EU may ask European, Caribbean countries to shut down Golden Visas – CBI, RBI programmes

European Union is considering a major clampdown on golden visas and economic citizenship programmes within the region. As per reports, the EU will soon ask the Caribbean countries to shut down their residency and citizenship by investment programmes. As per sources, the decision will be finalised by May 2023.

Malta has at present agreed to European Union’s suggestion and is ready to close down its programme. The updates come as so much is going on around the golden visa programme, as in similar events, the United Kingdom also suspended their Tier 1 investor visa earlier this year.

It is expected that the European Union would strongly stress that all existing national programmes for selling passports be terminated without delay. Only Malta, Cyprus, and Bulgaria have such programmes in the EU, and all three countries have announced to phase them out. Recent votes in the Bulgarian parliamentary session have also committed to cancelling the programme.

The golden visa and economic citizenship programmes have been hot topics for a few years. The European Union has been stressing the countries to either strengthen due diligence or shut down their programmes, citing security risks. The major developments arrived after a global call to restrict Russian oligarchs due to their potential steps into investing in such programmes after the Russia-Ukraine distress.

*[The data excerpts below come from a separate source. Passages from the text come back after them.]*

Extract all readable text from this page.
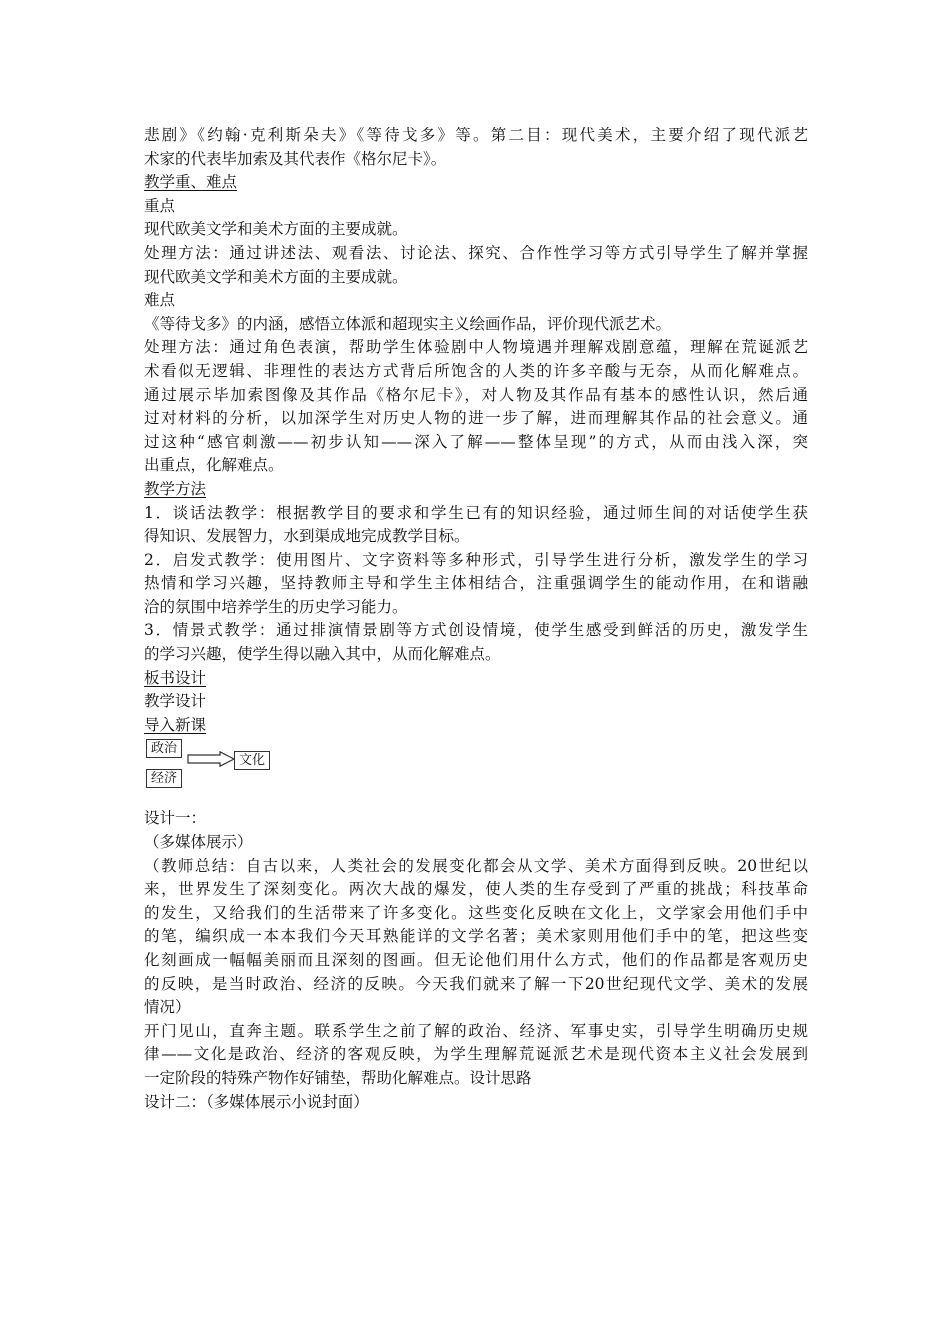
悲剧》《约翰·克利斯朵夫》《等待戈多》等。第二目：现代美术，主要介绍了现代派艺
术家的代表毕加索及其代表作《格尔尼卡》。
教学重、难点
重点
现代欧美文学和美术方面的主要成就。
处理方法：通过讲述法、观看法、讨论法、探究、合作性学习等方式引导学生了解并掌握
现代欧美文学和美术方面的主要成就。
难点
《等待戈多》的内涵，感悟立体派和超现实主义绘画作品，评价现代派艺术。
处理方法：通过角色表演，帮助学生体验剧中人物境遇并理解戏剧意蕴，理解在荒诞派艺
术看似无逻辑、非理性的表达方式背后所饱含的人类的许多辛酸与无奈，从而化解难点。
通过展示毕加索图像及其作品《格尔尼卡》，对人物及其作品有基本的感性认识，然后通
过对材料的分析，以加深学生对历史人物的进一步了解，进而理解其作品的社会意义。通
过这种“感官刺激——初步认知——深入了解——整体呈现”的方式，从而由浅入深，突
出重点，化解难点。
教学方法
1．谈话法教学：根据教学目的要求和学生已有的知识经验，通过师生间的对话使学生获
得知识、发展智力，水到渠成地完成教学目标。
2．启发式教学：使用图片、文字资料等多种形式，引导学生进行分析，激发学生的学习
热情和学习兴趣，坚持教师主导和学生主体相结合，注重强调学生的能动作用，在和谐融
洽的氛围中培养学生的历史学习能力。
3．情景式教学：通过排演情景剧等方式创设情境，使学生感受到鲜活的历史，激发学生
的学习兴趣，使学生得以融入其中，从而化解难点。
板书设计
教学设计
导入新课
政治
文化
经济
设计一：
（多媒体展示）
（教师总结：自古以来，人类社会的发展变化都会从文学、美术方面得到反映。20世纪以
来，世界发生了深刻变化。两次大战的爆发，使人类的生存受到了严重的挑战；科技革命
的发生，又给我们的生活带来了许多变化。这些变化反映在文化上，文学家会用他们手中
的笔，编织成一本本我们今天耳熟能详的文学名著；美术家则用他们手中的笔，把这些变
化刻画成一幅幅美丽而且深刻的图画。但无论他们用什么方式，他们的作品都是客观历史
的反映，是当时政治、经济的反映。今天我们就来了解一下20世纪现代文学、美术的发展
情况）
开门见山，直奔主题。联系学生之前了解的政治、经济、军事史实，引导学生明确历史规
律——文化是政治、经济的客观反映，为学生理解荒诞派艺术是现代资本主义社会发展到
一定阶段的特殊产物作好铺垫，帮助化解难点。设计思路
设计二：（多媒体展示小说封面）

Following an official statement in March 2022, the European Parliament also pushes such countries to close their programmes.

Citizenship by investment or residency by investment programmes are becoming popular, and it has grown into a billion-dollar industry. Many high-net-worth individuals view it as a roadmap to escape stressful situations and seek safe havens.

The programmes allow the ultra-wealthy to buy citizenship directly by making an investment into an authorised real estate or government bonds. Some countries offer multiple investment routes to lure these wealthy investors. One of the major setbacks of such programmes is many countries do not even require the investor/individual to visit the country either before or after the citizenship is granted.

The Cyprus Golden visa was shutdown due to widespread controversies of fast-tracking applications and granting citizenship to people without any background or due diligence checks. The programme was later closed down following a widespread outcry by international media groups after a scandal unfolded.

Similarly, a multi-island Pacific country, Vanuatu, lost its visa-free access to Europe after it failed to strengthen its due diligence checks and continued granting citizenship to illicit individuals.

It is not just small countries or islands that have been walking the route of such programmes, developed and rich countries like the United Kingdom have also been on similar routes. The UK’s Tier 1 visa allowed citizenship or residency to rich investors from around the world at a whopping £2m. The programme was closed after banks carried insufficient background checks on the investors, thus posing a risk to the country’s safety and security.